Poor prognostic factors include IVC segment III involvement, IVC occlusion, lower limb oedema, Budd-Chiari syndrome, intraluminal tumour growth [21], and diagnosis in advanced stages [14]. Patients with primary venous leiomyosarcoma have a mean survival of 3.5 years, and favourable outcome relies greatly upon eligibility and achievement of a free margin resection [5]. Comparatively to other sarcomas, primary venous leiomyosarcoma has a shorter metastases free interval and survival [26].

4. Conclusion

In regard to DVT, differential diagnostic considerations prior to thrombolytic treatment and surgery should include tumours, particularly if thrombolytic treatment proves ineffective.
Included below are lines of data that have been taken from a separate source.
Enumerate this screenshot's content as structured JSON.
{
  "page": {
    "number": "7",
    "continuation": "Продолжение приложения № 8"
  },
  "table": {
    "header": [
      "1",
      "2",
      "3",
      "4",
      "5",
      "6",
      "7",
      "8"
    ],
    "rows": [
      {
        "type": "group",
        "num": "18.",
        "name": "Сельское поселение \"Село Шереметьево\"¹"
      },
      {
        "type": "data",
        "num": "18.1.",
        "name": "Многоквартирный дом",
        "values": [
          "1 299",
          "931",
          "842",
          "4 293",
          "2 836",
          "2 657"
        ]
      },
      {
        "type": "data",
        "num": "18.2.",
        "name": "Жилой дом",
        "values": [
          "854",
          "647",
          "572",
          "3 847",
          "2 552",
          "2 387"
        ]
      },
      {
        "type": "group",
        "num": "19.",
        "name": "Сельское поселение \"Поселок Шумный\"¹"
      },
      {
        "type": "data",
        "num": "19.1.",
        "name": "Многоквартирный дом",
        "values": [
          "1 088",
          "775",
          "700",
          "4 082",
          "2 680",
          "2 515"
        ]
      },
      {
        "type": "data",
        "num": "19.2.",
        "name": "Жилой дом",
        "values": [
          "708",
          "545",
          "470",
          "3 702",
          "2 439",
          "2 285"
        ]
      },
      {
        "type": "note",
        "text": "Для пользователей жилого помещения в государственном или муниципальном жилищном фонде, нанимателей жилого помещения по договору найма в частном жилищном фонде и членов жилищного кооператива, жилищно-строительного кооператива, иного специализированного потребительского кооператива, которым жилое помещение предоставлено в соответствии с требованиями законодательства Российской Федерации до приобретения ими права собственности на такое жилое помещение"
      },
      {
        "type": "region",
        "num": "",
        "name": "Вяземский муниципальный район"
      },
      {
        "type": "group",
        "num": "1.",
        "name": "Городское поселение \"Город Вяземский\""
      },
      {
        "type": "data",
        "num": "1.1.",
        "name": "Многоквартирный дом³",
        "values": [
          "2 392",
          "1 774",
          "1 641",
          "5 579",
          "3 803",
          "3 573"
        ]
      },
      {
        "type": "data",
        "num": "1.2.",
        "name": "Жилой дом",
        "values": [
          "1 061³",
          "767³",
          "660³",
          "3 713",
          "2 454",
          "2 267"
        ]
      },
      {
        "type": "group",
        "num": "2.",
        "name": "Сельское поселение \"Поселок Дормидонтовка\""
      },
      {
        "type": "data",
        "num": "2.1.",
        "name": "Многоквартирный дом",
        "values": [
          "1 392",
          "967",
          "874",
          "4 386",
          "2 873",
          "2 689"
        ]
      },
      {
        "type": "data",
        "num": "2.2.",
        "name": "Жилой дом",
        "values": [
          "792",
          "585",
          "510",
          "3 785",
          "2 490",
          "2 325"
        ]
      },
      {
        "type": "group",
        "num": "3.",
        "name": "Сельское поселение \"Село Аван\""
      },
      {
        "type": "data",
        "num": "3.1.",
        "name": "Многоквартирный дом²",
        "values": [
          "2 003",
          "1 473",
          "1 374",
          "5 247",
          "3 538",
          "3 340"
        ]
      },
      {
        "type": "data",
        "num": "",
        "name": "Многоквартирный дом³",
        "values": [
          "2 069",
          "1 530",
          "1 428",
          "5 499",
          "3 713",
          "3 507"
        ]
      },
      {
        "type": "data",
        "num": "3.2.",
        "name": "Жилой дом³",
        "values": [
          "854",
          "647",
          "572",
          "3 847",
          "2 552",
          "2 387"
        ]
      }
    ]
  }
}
In our patient, CT and MRI played a controversial role, delaying the definitive diagnosis which was only achieved by a biopsy. These imaging modalities were inconclusive at an advanced stage of disease, and should any of these had been performed upon initial clinical presentation, 5 months before the definitive diagnosis, an even lower diagnostic sensibility might be expected.

Outcome depends upon tumour stage at diagnosis. Therefore, achieving a histopathologic diagnosis, in the presence of high clinical suspicion, is of the outmost importance in an effort to obtain an early-staged definitive diagnosis.

In conclusion, primary venous leiomyosarcoma is a rare cause of DVT and should be considered in recurrent or refractory DVT in young patients.

Conflict of Interests

The authors declare that there is no conflict of interests.